Hard money enthusiasts have long watched for signs that China is switching its foreign reserves from US Treasury bonds into gold bullion. They may have been eyeing the wrong metal."
[snip]
Major Corporation isn’t doing so well either.

My wife and I have noticed that what was called an abomination by elitist Californians, the strip malls seem to be doing okay with local shops, spas and whatever.
The bigger closed in Malls and those spread over acres of land seen to have been in trouble for years.

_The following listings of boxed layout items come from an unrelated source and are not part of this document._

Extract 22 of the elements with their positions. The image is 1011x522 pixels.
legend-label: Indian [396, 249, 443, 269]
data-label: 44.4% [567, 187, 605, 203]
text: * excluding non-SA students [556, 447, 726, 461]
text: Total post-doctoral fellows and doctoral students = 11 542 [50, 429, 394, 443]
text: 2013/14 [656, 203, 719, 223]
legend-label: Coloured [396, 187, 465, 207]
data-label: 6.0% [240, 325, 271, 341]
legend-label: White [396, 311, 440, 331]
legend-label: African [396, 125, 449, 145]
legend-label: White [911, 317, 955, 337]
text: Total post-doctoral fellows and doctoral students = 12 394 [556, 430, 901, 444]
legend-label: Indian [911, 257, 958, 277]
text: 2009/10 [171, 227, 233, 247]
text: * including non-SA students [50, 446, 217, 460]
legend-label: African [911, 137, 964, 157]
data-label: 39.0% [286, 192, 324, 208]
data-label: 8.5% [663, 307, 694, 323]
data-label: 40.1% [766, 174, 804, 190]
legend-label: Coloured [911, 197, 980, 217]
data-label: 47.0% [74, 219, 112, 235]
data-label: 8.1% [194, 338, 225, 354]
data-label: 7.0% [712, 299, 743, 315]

Stores that closed 2-3 years ago, haven’t been replace by new stores, and the spaces they rented are still vacant. Yet Strip malls a mile or so down the road seem to be doing good.
The more scary part is many well known insurance companies have financed mall development. They never anticipated a collapse in retail sales to threaten malls. To get a commercial loan, it is very documented, with pre leases of major stores, an in depth study on foot traffic, financial health of the anchor retailers and mall developers, business model and etc before the lender will approve a loan to the developer. Since commercial loans are considered less riskier than residential loans, many banks and more important insurance companies keep the mortgage note to enjoy the interest it gets. For insurance companies it is one of the mainstays in their portfoilios to generate lucrative profits to backup life insurance and annuities. Maasive failure in commercial real estate mortgages WILL IMPACT life insurance and annuities. If these policies go bankrupt, many states are suppose to insure the policy holders. It varies state to state the amounts that is covered, but ALL the states do not have suffient funds to cover a massive failure. Majority of commercial real estate loans (5 year balloons) are due this summer 2009. Majority of them are already behind payments and are having a hard time refinancing due to high vacancy rates in their properties.